All your life you’ve been getting ready for now. The light is probably dawning on you – what God is calling you to be and do – and you could easily feel overwhelmed. But God is the source of the light, and God is behind the dawning. You will have the inner light you need on the path ahead. There will be provision. Go ahead.

It strikes me that as a people, a community, this parish is being called anew to reflect the light of Jesus Christ and show the lovingkindness of the Holy One working in and among people who are most vulnerable, and to inspire others to do the same. What happens here at Emmanuel Church, in the midst of suffering and healing, of birth and death, cannot be defined in words or captured in a sermon no matter how precise our language. What happens here is Love, also known as God, Who will not yield glory to another, not to science, technology, money, education, military might,, or even religious practice, when we make them into idols. Life lived in Love, according to our scriptures, is surprising, costly, and often messy. At Emmanuel, all our life we’ve been getting ready for now. The light (that is, an understanding of what God is calling us to be and do) is probably dawning on us.  While we may easily feel overwhelmed, God is the source of the light, and God is behind the dawning. We will have the inner light we need on the path ahead.There will be provision. So let’s continue to live as if that were true.

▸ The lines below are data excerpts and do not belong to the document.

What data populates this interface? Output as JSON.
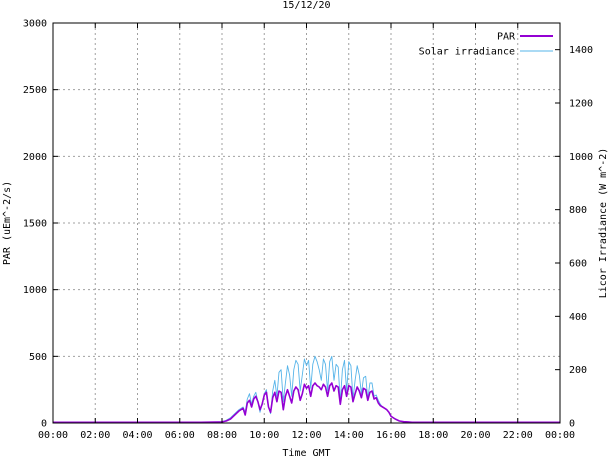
{
  "chart_data": {
    "type": "line",
    "title": "15/12/20",
    "xlabel": "Time GMT",
    "ylabel": "PAR (uEm^-2/s)",
    "y2label": "Licor Irradiance (W m^-2)",
    "xlim": [
      0,
      24
    ],
    "ylim": [
      0,
      3000
    ],
    "y2lim": [
      0,
      1500
    ],
    "x_ticks": [
      0,
      2,
      4,
      6,
      8,
      10,
      12,
      14,
      16,
      18,
      20,
      22,
      24
    ],
    "x_tick_labels": [
      "00:00",
      "02:00",
      "04:00",
      "06:00",
      "08:00",
      "10:00",
      "12:00",
      "14:00",
      "16:00",
      "18:00",
      "20:00",
      "22:00",
      "00:00"
    ],
    "y_ticks": [
      0,
      500,
      1000,
      1500,
      2000,
      2500,
      3000
    ],
    "y_tick_labels": [
      "0",
      "500",
      "1000",
      "1500",
      "2000",
      "2500",
      "3000"
    ],
    "y2_ticks": [
      0,
      200,
      400,
      600,
      800,
      1000,
      1200,
      1400
    ],
    "y2_tick_labels": [
      "0",
      "200",
      "400",
      "600",
      "800",
      "1000",
      "1200",
      "1400"
    ],
    "grid": true,
    "legend_position": "top-right",
    "series": [
      {
        "name": "PAR",
        "axis": "left",
        "color": "#9400d3",
        "x": [
          0,
          1,
          2,
          3,
          4,
          5,
          6,
          7,
          8,
          8.2,
          8.4,
          8.6,
          8.8,
          9.0,
          9.1,
          9.2,
          9.3,
          9.4,
          9.5,
          9.6,
          9.7,
          9.8,
          9.9,
          10.0,
          10.1,
          10.2,
          10.3,
          10.4,
          10.5,
          10.6,
          10.7,
          10.8,
          10.9,
          11.0,
          11.1,
          11.2,
          11.3,
          11.4,
          11.5,
          11.6,
          11.7,
          11.8,
          11.9,
          12.0,
          12.1,
          12.2,
          12.3,
          12.4,
          12.5,
          12.6,
          12.7,
          12.8,
          12.9,
          13.0,
          13.1,
          13.2,
          13.3,
          13.4,
          13.5,
          13.6,
          13.7,
          13.8,
          13.9,
          14.0,
          14.1,
          14.2,
          14.3,
          14.4,
          14.5,
          14.6,
          14.7,
          14.8,
          14.9,
          15.0,
          15.1,
          15.2,
          15.3,
          15.4,
          15.5,
          15.6,
          15.7,
          15.8,
          15.9,
          16.0,
          16.2,
          16.4,
          16.6,
          16.8,
          17,
          18,
          19,
          20,
          21,
          22,
          23,
          24
        ],
        "y": [
          5,
          5,
          5,
          5,
          5,
          5,
          5,
          5,
          8,
          15,
          30,
          60,
          90,
          110,
          60,
          150,
          170,
          120,
          180,
          200,
          160,
          100,
          140,
          210,
          230,
          120,
          80,
          190,
          230,
          160,
          240,
          230,
          100,
          200,
          250,
          200,
          150,
          240,
          270,
          250,
          170,
          220,
          290,
          260,
          280,
          200,
          280,
          300,
          280,
          270,
          250,
          290,
          270,
          200,
          280,
          300,
          240,
          280,
          270,
          140,
          250,
          280,
          200,
          280,
          270,
          160,
          220,
          270,
          240,
          190,
          260,
          250,
          170,
          230,
          240,
          180,
          190,
          150,
          130,
          120,
          110,
          100,
          80,
          50,
          30,
          15,
          10,
          8,
          5,
          5,
          5,
          5,
          5,
          5,
          5,
          5
        ]
      },
      {
        "name": "Solar irradiance",
        "axis": "right",
        "color": "#56b4e9",
        "x": [
          0,
          1,
          2,
          3,
          4,
          5,
          6,
          7,
          8,
          8.2,
          8.4,
          8.6,
          8.8,
          9.0,
          9.1,
          9.2,
          9.3,
          9.4,
          9.5,
          9.6,
          9.7,
          9.8,
          9.9,
          10.0,
          10.1,
          10.2,
          10.3,
          10.4,
          10.5,
          10.6,
          10.7,
          10.8,
          10.9,
          11.0,
          11.1,
          11.2,
          11.3,
          11.4,
          11.5,
          11.6,
          11.7,
          11.8,
          11.9,
          12.0,
          12.1,
          12.2,
          12.3,
          12.4,
          12.5,
          12.6,
          12.7,
          12.8,
          12.9,
          13.0,
          13.1,
          13.2,
          13.3,
          13.4,
          13.5,
          13.6,
          13.7,
          13.8,
          13.9,
          14.0,
          14.1,
          14.2,
          14.3,
          14.4,
          14.5,
          14.6,
          14.7,
          14.8,
          14.9,
          15.0,
          15.1,
          15.2,
          15.3,
          15.4,
          15.5,
          15.6,
          15.7,
          15.8,
          15.9,
          16.0,
          16.2,
          16.4,
          16.6,
          16.8,
          17,
          18,
          19,
          20,
          21,
          22,
          23,
          24
        ],
        "y": [
          2,
          2,
          2,
          2,
          2,
          2,
          2,
          2,
          5,
          10,
          20,
          35,
          50,
          60,
          40,
          90,
          110,
          70,
          100,
          115,
          80,
          40,
          70,
          110,
          125,
          60,
          35,
          120,
          160,
          100,
          190,
          200,
          80,
          150,
          215,
          180,
          100,
          200,
          235,
          220,
          120,
          180,
          240,
          215,
          235,
          130,
          220,
          250,
          230,
          200,
          160,
          240,
          220,
          120,
          230,
          250,
          160,
          220,
          210,
          80,
          200,
          235,
          120,
          230,
          215,
          90,
          160,
          215,
          180,
          110,
          170,
          175,
          90,
          150,
          150,
          100,
          105,
          85,
          70,
          60,
          55,
          50,
          40,
          25,
          15,
          8,
          5,
          4,
          2,
          2,
          2,
          2,
          2,
          2,
          2,
          2
        ]
      }
    ]
  }
}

I’ll close with the words of the great Howard Thurman about the work of Christmas. [4]

When the song of the angels is stilled,
When the star in the sky is gone,
When the kings and the princes are home,
When the shepherds are back with their flocks,
The work of Christmas begins:
To find the lost,
To heal the broken,
To feed the hungry,
To release the prisoner,
To rebuild the nations,
To bring peace among people,
To make music in the heart.


  1. Walter Brueggemann. Isaiah 40-66, (Louisville: Westminster John Knox Press, 1998), p. 6.
  2. Isaiah 41:16-20.
  3. Curtis Almquist. “Venting the Light”, 18 Oct. 2018, available in the Sermon Archive at Society of St. John the Evangelist.
  4. Howard Thurman.  “The Work of Christmas,” The Mood of Christmas and Other Celebrations (Richmond IN: Friends United Press, 1985).